One of the airfield's most notable roles began in 1943, when it became a testing ground for the Messerschmitt Me 163 Komet, a groundbreaking rocket-powered fighter capable of exceeding 1,000 km/h. These tests were conducted by Erprobungskommando 16, which later merged into Jagdgeschwader 400 and relocated in late 1944.

In addition to testing new aircraft, the airfield supported missions involving the Heinkel He 111 bombers equipped to carry and launch V-1 flying bombs. These missions represented early air-launched cruise missile operations, conducted until early 1945.

Units:
- Kampfgeschwader (KG)
Hosted Kampfgeschwader (KG) units like III./KG4 during the Battle of Britain (1940) and KG6 in 1942 for aircraft transitions.

- Erprobungskommando 16 (EK 16)
Erprobungskommando 16 (EK 16) used the airfield from 1943 to 1944 to test and develop the Me 163 Komet, including towing operations with Messerschmitt Bf 110 aircraft.

== Post-War ==
After its capture by Canadian troops in May 1945, Bad Zwischenahn was used as a logistical and administrative hub by the 2nd Canadian Corps. The airfield supported occupation duties and the demobilization of German military forces.
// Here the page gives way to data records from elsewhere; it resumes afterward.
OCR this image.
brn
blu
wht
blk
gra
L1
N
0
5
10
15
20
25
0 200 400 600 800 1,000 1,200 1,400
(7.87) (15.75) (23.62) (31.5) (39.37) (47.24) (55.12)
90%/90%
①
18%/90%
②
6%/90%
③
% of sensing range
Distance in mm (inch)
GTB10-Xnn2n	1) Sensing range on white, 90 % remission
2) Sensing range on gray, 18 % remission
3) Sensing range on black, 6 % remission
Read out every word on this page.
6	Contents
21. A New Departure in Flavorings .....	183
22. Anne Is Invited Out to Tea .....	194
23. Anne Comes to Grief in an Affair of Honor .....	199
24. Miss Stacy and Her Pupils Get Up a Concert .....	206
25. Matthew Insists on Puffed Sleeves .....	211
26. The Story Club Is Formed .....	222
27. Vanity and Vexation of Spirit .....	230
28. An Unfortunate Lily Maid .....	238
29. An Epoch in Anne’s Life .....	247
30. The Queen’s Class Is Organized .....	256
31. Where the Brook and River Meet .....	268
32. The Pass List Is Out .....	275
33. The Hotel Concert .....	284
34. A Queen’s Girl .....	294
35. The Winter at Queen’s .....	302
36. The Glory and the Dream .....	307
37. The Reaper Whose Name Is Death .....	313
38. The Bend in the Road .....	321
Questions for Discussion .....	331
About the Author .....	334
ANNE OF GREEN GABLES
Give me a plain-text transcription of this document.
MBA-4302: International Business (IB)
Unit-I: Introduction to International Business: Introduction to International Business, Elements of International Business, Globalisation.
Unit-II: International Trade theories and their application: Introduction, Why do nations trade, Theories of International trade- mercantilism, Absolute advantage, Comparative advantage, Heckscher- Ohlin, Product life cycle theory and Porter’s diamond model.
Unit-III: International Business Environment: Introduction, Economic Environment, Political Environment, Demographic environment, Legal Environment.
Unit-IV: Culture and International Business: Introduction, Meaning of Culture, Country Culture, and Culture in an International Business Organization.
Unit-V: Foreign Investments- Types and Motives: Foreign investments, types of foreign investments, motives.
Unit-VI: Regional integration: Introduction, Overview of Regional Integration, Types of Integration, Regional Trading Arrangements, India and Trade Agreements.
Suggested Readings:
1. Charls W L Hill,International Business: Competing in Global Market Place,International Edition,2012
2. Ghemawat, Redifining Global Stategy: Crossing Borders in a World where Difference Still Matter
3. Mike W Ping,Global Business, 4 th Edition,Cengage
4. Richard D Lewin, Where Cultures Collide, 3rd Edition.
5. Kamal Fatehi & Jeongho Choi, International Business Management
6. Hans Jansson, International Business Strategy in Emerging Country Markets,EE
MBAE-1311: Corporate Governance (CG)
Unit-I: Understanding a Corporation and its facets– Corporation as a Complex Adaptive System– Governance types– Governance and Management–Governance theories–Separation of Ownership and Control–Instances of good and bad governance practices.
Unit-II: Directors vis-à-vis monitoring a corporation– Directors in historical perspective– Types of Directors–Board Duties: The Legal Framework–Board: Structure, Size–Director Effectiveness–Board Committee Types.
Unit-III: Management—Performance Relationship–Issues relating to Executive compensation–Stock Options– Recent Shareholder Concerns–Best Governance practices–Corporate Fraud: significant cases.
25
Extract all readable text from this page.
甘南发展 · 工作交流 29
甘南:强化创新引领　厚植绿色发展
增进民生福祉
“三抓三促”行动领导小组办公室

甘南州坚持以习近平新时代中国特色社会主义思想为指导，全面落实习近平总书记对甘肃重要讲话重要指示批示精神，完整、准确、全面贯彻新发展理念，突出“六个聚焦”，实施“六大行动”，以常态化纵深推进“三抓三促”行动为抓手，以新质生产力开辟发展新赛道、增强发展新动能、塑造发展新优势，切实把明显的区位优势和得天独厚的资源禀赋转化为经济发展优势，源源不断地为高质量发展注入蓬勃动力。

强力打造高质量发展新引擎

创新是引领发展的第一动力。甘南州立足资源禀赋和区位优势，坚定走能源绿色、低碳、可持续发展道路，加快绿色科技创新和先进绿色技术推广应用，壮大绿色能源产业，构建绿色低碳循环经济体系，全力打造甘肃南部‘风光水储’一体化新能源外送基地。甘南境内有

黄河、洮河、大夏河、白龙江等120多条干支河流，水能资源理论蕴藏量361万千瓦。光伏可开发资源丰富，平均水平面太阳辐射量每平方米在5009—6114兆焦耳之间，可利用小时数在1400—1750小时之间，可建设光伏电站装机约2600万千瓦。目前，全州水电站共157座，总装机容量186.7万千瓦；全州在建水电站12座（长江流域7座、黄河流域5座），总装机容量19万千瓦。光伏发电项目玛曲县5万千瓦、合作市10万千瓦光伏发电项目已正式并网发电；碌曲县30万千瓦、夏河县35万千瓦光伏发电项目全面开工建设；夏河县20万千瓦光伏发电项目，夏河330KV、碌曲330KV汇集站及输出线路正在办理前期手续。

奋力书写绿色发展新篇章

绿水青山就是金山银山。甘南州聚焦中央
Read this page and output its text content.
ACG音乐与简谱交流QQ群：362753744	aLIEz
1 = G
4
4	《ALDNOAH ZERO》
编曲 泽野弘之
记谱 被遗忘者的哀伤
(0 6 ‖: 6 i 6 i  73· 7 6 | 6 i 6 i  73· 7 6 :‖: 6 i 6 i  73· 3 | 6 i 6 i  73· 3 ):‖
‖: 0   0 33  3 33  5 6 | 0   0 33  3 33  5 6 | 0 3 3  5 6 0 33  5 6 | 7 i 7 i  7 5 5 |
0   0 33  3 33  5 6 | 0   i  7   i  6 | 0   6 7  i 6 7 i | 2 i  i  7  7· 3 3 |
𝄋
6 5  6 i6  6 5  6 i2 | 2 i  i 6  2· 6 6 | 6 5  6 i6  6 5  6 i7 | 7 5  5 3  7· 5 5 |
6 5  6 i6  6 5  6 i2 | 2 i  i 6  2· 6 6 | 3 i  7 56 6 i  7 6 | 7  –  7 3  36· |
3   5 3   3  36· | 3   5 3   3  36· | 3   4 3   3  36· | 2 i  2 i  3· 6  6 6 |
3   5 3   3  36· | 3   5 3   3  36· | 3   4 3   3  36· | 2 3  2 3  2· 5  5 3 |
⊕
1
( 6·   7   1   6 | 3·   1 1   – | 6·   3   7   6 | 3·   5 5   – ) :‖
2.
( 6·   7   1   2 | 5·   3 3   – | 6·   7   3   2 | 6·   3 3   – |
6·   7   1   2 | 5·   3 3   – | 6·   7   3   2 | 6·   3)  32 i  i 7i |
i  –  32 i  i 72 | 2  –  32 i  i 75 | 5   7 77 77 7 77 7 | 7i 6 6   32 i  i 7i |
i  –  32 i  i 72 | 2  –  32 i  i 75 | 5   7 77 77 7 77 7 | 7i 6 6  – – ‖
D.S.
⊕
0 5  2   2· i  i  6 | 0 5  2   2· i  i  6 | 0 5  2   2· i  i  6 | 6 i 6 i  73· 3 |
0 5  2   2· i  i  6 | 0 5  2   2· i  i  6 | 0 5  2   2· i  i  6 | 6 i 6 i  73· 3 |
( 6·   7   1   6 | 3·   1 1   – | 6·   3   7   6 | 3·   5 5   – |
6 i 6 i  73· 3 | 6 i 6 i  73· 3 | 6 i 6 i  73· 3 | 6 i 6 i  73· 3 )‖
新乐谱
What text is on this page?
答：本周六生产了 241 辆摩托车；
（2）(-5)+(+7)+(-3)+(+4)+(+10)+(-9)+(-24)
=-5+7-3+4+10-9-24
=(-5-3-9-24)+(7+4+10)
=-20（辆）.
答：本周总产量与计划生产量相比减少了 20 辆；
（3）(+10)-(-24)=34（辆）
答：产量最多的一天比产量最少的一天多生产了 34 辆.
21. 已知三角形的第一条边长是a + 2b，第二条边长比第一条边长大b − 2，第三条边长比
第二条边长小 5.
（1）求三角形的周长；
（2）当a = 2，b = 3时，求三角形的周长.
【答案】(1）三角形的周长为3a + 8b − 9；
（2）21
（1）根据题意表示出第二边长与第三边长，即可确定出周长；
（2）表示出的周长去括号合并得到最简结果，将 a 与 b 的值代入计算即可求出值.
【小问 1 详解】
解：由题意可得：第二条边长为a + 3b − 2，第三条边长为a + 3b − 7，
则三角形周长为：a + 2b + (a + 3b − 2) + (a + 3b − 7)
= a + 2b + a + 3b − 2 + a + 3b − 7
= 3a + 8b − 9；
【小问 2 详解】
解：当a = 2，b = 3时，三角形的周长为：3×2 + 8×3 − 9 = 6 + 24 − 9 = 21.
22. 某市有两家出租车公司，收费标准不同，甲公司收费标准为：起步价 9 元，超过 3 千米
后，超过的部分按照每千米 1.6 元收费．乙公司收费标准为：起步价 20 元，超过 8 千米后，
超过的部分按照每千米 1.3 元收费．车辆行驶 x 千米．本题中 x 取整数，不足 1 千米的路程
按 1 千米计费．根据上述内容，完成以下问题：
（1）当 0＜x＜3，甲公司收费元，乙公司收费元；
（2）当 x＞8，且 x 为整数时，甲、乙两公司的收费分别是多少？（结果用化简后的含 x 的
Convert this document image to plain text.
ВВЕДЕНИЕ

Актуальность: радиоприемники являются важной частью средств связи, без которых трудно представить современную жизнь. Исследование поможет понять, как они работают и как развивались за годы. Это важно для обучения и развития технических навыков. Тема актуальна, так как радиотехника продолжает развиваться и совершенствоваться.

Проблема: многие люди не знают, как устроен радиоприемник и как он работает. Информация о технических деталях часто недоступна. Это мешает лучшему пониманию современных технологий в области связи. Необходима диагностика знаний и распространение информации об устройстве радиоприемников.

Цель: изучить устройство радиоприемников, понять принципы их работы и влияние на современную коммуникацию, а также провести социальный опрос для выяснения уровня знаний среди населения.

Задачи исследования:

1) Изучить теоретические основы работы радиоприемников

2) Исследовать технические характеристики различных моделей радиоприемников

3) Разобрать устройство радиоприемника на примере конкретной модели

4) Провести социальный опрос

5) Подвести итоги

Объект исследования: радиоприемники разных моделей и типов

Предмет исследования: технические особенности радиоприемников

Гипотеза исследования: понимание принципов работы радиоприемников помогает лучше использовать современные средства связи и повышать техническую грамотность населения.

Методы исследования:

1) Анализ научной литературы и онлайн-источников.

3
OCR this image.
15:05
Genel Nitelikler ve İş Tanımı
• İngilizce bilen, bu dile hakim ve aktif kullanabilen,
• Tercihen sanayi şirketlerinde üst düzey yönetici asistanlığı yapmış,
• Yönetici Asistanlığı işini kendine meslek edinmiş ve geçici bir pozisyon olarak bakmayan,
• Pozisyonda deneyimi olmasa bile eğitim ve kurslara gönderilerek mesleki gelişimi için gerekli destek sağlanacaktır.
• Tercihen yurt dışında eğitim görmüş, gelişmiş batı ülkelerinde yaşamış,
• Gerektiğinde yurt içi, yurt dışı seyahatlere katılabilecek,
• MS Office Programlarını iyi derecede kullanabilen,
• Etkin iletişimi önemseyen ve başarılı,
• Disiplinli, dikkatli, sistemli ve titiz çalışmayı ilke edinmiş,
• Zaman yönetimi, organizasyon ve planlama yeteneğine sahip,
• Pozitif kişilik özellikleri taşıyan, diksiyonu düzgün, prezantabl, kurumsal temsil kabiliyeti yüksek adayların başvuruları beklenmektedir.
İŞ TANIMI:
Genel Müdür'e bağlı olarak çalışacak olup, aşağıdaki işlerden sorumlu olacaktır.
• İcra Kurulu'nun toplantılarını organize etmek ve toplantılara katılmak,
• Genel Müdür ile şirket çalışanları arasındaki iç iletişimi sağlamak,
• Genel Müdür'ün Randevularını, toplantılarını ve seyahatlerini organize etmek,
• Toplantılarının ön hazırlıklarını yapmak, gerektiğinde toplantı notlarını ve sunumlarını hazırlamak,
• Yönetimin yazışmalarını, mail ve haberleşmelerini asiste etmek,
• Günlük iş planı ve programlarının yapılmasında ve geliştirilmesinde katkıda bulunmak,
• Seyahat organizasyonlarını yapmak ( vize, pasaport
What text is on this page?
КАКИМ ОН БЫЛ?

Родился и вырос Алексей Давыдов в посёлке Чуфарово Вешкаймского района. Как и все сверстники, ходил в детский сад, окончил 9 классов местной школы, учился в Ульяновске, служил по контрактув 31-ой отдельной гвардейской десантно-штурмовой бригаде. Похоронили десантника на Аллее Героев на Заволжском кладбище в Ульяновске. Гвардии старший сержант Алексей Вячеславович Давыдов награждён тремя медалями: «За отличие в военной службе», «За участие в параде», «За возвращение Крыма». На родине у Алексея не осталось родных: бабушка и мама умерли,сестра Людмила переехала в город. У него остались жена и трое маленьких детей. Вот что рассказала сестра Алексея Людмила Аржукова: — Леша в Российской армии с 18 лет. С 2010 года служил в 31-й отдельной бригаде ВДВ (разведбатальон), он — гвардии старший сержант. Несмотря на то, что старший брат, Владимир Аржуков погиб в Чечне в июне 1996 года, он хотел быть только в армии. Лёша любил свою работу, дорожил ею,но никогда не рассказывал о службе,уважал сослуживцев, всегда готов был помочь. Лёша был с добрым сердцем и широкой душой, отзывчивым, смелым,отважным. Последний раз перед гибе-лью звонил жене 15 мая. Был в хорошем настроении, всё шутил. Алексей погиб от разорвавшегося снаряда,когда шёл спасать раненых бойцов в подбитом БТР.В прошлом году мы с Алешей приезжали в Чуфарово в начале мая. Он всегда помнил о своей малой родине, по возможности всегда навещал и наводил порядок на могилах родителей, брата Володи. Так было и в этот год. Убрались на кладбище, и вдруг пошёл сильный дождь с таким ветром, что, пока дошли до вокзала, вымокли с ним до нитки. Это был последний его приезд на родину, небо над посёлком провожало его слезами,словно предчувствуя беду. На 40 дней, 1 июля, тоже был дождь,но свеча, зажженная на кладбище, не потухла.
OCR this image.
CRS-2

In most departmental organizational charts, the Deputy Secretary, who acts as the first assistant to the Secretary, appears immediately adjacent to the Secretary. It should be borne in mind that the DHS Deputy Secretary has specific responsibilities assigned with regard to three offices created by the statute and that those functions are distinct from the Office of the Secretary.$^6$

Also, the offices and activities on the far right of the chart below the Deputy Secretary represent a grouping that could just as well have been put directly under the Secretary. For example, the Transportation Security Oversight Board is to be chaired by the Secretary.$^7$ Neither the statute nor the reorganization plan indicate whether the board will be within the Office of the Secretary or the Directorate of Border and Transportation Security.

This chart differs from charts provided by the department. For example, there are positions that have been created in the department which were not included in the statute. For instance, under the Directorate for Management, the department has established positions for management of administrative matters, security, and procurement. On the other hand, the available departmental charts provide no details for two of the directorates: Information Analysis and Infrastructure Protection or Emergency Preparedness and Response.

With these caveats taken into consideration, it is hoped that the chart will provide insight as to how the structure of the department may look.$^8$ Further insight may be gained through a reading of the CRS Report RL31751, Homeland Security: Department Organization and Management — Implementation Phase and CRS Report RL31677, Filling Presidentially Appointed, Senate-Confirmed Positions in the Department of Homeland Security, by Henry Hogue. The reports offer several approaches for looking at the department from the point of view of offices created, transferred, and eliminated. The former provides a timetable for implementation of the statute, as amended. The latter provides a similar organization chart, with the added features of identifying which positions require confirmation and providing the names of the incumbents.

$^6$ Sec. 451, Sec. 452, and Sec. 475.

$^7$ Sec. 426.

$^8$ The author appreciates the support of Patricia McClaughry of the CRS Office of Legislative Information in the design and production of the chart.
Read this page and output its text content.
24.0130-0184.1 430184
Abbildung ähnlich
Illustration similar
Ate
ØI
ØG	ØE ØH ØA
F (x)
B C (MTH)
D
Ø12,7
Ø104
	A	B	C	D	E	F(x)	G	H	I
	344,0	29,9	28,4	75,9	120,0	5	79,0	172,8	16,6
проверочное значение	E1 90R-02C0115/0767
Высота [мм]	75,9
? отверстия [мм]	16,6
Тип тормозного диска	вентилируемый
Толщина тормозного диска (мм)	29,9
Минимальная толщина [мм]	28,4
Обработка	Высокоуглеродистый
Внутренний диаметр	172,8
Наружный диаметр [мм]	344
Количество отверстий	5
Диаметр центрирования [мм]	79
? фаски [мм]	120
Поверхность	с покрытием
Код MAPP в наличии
After World War II, Bad Zwischenahn Airfield was heavily damaged by Allied airstrikes, with two of its runways and most of its hangars destroyed. Only one hangar and part of the lakeside runway were left intact. The site briefly served the Canadian Army, which repaired some of the facilities for their use during the postwar occupation. By 1946, the site became a base for the British Army as part of the British Army of the Rhine (BAOR). Units like the 7th Armoured Division(“Desert Rats”) and 52nd (Lowland) Infantry Division were stationed in the area, using existing facilities for barracks and command centers. The infrastructure was adapted to meet British military needs, including storage, maintenance and housing. Eventually, the airfield was abandoned for aviation purposes. The British Royal Air Force later converted the site into a hospital (RAF Hospital Rostrup) in the 1950s.

== Closure ==
The airfield suffered multiple Allied airstrikes, with the final attack in March 1945 rendering it inoperable. Canadian troops captured the site in May 1945. much of the airfield infrastructure was destroyed or repurposed. The site briefly served the Canadian Army before being converted into a golf course and other recreational facilities. Today, only traces of the airfield's original layout remain, and the parts of the runways now covered by the forest.

Some original buildings, such as the former fire brigade, and vehicle facilities still partially exist.
The airfield area is mainly inaccessible due to private ownership, but can be viewed from nearby public roads.